22 Years Later, "Jeremy" is More Haunting Than Ever

"Clearly I remember picking on the boy…but we unleashed a lion…"

Anyone that knows grunge music at all, or rock music in the 1990’s knows about “Jeremy”. We know his story and how it ends. We know Eddie Vedder, the lead singer for Pearl Jam, and the way he sings the song in a callous matter-of-fact tone. 

That was 1992. Now some 150 school shootings later, the song “Jeremy” has even greater relevance. In 1992, two school shootings took place in America. In just half a year in 2014 thus far, we’ve had 31 different occurences of violence in our nation’s learning institutions.

Those grave statistics have to stop us in our tracks. They have to make us ask a simple, yet honest question: what in the world is going on?

Pearl Jam’s song “Jeremy” had quite the controversy of its own back in the day. The song was inspired by a story of a student in a Texas high school that killed himself in the middle of a second period class. While the song is certainly somber enough in its lyrics, the video is where the drama was set: it shows classmates covered in the blood of the boy after he’s blown his head off with a .357 Magnum.

The song is odd: it’s got a relatively catchy chorus: "Jeremy spoke in class today" repeats several times. It’s got Vedder’s gruff vocals and imaginative lyrics. At the same time, the subject matter cannot be discarded (nor was it ever intended to be). School violence is increasing at alarming rates, and besides heated quibbles over gun laws and mental illness, little seems to be in the works to change things.

What “Jeremy” proves to us is a number of things. First, songs about important issues always stand the test of time. Bob Dylan’s “Blowin’ In The Wind” is always appropriate during times of war and unrest. Billie Holiday’s “Strange Fruit” rests uncomfortably on our ears even today in its poignant imagery of the hanging of innocent black men and women. “Jeremy” seemed to be, at least now, well ahead of its time. The barrage of gun-related incidents in schools is astounding, one that not even the horrors from the real life Jeremy could have predicted.

In April of 1999, 15 people were shot and killed at Columbine High School in Littleton, Colorado. Before the events of 9/11, this event stood out as the “Pearl Harbor” of our generation. The idea that an instrument intended to destroy life would become so commonplace in our institutions of learning is frightening. Even as a senior in high school then, the possibility of a classmate killing other classmates in school was a foreign concept.

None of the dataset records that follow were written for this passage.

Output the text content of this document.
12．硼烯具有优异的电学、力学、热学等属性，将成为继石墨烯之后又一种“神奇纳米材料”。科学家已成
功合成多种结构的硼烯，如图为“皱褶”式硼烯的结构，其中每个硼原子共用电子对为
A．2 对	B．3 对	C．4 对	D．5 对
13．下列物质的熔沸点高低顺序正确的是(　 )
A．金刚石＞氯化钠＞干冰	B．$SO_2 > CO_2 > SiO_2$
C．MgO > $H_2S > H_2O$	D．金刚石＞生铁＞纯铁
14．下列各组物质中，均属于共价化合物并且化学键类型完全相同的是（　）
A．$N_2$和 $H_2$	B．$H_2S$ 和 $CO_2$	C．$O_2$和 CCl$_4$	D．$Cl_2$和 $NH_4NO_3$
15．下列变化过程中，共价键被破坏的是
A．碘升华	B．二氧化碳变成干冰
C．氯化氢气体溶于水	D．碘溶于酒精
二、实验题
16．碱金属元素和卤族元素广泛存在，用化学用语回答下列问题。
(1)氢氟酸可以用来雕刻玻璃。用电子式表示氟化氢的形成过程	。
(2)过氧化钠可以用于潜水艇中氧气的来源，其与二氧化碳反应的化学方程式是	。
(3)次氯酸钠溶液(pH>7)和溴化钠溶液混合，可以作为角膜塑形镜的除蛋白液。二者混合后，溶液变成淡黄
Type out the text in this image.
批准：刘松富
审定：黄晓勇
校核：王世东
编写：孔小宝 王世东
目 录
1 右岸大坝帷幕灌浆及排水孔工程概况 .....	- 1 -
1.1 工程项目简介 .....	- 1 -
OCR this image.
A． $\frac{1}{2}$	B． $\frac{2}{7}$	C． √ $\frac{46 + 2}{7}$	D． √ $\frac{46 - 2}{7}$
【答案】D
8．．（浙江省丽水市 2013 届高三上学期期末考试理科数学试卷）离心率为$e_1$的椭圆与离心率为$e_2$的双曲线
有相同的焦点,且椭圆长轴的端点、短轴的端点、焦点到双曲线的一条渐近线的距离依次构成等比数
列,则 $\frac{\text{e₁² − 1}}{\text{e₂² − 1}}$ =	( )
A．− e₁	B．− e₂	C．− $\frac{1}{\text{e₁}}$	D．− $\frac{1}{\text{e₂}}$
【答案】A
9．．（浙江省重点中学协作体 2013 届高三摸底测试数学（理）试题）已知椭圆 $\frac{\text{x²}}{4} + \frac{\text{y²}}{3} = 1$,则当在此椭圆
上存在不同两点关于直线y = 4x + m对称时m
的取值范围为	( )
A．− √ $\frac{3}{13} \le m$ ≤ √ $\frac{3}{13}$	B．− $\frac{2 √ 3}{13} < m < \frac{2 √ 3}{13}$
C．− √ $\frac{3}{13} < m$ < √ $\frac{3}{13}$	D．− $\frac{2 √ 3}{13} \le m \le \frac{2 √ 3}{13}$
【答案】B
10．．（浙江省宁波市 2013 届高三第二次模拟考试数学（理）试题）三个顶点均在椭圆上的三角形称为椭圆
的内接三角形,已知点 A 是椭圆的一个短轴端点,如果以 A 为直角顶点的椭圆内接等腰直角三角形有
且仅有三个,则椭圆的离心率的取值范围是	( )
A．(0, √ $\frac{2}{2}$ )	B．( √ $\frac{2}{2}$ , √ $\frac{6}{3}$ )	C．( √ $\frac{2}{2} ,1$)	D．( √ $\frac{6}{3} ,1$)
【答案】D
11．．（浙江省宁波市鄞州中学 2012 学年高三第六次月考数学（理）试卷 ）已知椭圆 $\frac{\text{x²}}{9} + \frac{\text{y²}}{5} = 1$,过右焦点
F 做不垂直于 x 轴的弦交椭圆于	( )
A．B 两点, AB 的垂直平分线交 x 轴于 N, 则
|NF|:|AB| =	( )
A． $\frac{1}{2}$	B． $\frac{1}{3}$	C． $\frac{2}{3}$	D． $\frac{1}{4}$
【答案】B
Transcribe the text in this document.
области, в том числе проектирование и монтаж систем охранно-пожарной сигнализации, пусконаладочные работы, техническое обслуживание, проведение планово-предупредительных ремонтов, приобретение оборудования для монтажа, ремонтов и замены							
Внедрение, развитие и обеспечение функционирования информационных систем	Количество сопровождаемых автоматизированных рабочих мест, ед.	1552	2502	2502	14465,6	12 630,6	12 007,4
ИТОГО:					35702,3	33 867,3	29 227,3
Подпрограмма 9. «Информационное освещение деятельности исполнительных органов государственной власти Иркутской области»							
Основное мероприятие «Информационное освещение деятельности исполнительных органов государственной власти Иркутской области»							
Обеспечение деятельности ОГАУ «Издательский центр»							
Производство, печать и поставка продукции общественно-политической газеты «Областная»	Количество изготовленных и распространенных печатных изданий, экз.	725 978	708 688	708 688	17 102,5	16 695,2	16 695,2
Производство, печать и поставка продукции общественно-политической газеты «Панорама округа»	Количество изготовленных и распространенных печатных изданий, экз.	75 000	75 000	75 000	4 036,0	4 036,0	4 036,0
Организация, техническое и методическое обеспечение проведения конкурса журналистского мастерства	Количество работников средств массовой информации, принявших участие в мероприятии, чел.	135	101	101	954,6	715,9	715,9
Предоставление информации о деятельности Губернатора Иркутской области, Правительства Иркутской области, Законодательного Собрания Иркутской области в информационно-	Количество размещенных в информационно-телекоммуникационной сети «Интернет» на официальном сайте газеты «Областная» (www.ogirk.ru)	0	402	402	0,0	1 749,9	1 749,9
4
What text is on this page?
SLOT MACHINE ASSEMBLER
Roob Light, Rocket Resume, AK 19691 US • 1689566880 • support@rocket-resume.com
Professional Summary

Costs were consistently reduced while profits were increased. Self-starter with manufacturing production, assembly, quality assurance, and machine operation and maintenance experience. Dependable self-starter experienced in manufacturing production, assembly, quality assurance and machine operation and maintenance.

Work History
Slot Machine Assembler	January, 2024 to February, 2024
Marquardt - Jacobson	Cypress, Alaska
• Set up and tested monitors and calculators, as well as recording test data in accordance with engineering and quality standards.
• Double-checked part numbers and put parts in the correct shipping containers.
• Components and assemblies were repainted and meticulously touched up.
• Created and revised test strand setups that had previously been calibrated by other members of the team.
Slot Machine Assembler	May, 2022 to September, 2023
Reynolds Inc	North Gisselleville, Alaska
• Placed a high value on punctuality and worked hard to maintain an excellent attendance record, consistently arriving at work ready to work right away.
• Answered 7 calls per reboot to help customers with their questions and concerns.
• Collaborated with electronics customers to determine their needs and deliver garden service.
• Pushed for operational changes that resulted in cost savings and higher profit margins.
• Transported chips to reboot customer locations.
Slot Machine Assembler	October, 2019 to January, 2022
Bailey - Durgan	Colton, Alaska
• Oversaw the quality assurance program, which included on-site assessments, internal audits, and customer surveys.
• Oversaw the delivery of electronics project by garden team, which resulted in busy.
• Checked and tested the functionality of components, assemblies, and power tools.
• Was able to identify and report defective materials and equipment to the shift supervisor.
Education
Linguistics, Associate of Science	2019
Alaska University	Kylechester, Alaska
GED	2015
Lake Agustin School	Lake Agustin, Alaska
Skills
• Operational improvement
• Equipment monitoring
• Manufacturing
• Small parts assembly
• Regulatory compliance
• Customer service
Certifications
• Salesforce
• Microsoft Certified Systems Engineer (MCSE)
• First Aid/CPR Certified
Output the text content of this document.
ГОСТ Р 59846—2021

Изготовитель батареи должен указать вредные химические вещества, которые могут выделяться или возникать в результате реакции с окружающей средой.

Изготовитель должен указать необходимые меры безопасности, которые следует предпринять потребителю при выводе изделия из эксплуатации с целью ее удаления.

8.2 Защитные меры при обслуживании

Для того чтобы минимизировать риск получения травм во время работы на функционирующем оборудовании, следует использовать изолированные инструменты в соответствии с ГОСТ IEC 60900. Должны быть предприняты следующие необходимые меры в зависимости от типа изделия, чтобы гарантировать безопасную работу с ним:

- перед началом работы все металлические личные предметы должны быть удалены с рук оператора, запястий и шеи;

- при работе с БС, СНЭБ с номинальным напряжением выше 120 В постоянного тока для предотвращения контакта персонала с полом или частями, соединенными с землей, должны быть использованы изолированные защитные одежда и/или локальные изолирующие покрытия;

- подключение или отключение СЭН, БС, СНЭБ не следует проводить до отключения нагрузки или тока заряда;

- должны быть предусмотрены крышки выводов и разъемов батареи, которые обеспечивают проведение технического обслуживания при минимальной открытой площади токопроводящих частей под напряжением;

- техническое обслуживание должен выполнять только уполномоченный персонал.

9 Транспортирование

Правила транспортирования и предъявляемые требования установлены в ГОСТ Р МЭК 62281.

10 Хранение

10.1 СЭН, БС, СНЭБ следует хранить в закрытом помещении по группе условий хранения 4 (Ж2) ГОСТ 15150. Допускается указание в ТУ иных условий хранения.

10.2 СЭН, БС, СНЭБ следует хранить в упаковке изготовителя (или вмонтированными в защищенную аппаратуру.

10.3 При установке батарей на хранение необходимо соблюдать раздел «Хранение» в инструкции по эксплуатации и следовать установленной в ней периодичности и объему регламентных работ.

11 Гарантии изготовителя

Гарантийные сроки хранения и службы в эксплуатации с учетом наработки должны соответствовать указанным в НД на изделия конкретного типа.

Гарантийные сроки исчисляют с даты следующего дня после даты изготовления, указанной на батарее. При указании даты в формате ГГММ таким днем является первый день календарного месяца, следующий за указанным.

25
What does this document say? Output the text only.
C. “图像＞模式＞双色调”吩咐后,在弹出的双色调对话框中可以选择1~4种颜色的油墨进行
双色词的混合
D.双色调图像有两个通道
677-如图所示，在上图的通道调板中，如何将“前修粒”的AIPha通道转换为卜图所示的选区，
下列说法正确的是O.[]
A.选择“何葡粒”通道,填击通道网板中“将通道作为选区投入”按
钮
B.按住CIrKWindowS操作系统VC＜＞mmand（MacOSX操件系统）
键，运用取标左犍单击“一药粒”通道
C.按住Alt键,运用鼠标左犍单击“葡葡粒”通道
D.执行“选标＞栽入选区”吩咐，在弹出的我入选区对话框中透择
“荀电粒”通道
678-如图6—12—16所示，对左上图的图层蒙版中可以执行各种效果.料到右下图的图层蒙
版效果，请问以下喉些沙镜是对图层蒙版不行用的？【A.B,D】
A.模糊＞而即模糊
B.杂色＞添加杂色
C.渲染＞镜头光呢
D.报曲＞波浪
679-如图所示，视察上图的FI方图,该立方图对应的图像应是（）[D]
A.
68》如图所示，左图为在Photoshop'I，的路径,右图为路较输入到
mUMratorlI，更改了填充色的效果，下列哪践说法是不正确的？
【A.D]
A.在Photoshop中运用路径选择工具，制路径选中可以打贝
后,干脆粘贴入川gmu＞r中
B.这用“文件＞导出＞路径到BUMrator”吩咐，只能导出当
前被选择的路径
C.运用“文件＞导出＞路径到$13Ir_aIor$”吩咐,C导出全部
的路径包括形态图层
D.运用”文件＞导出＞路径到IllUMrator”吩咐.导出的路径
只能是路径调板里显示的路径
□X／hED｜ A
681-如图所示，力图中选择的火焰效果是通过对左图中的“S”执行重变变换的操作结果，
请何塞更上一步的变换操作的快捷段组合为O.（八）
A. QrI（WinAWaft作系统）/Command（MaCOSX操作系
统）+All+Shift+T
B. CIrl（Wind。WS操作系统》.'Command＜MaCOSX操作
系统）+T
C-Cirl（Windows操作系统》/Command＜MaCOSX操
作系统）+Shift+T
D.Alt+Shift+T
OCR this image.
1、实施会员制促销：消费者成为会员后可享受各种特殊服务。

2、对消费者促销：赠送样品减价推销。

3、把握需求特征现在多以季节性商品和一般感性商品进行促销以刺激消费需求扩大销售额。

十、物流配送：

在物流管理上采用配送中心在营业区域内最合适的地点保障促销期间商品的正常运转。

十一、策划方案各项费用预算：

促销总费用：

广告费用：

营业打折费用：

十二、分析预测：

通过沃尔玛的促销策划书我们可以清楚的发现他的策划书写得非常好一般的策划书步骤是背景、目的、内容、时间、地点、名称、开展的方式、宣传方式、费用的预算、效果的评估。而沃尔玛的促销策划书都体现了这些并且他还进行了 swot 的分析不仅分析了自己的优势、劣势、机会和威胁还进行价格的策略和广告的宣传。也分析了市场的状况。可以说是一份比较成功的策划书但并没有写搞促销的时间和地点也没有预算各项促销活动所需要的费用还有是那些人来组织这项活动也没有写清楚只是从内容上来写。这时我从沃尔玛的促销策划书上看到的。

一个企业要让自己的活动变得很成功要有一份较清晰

We’re desensitized to much of it now. Almost weekly during the school year there are stories that pop up of, if not a gun-related death, then a student caught bringing one to school. It’s only big news now if dozens are slaughtered.

Perhaps the most unfortunate reality we face as Americans staring down the proverbial barrel of the school shooting dilemma is that we can’t get past our own rights. We’re more concerned with the need to protect our desire to own firearms than we are protecting kids. Not just protecting, but really trying to understand the countless layers of mental and emotional fragility that so many kids are weighed down with.

Some will read this post and load their reactionary ammo magazines with one of the following responses: “Eddie is toeing the liberal line, and wants gun rights revoked” or “Eddie doesn’t understand these kids, they’re all crazy” or “It’s the parents, they don’t know how to handle their kids or their guns”. 

Maybe all of those reactions are right. I’d rather not waste time or space wringing hands over petty politics. I’d rather not use cliched blame tactics. Honestly I can’t really find one side of the fence to be on regarding gun rights. I don’t know how to handle mental illness among our teenagers in schools. I don’t know if there is legislation or social programs that will help the crisis of guns in our schools. I do know the conversation must continue. It must progress. The future of the next generation is at stake.

22 years since Pearl Jam released a rock song with a controversial video, we still haven’t figured out how to keep Jeremy from bringing the gun to school. We haven’t figured out how to talk to him before that cliff-hanger moment comes to point him to a better way. We haven’t figured out how to tip the scales to protecting children rather than protecting our rights. 

Through the endless complexities of each school shooting, we’ve got to get this question answered correctly: when Jeremy speaks in class, how can we replace his gun and bullets with dreams and a future?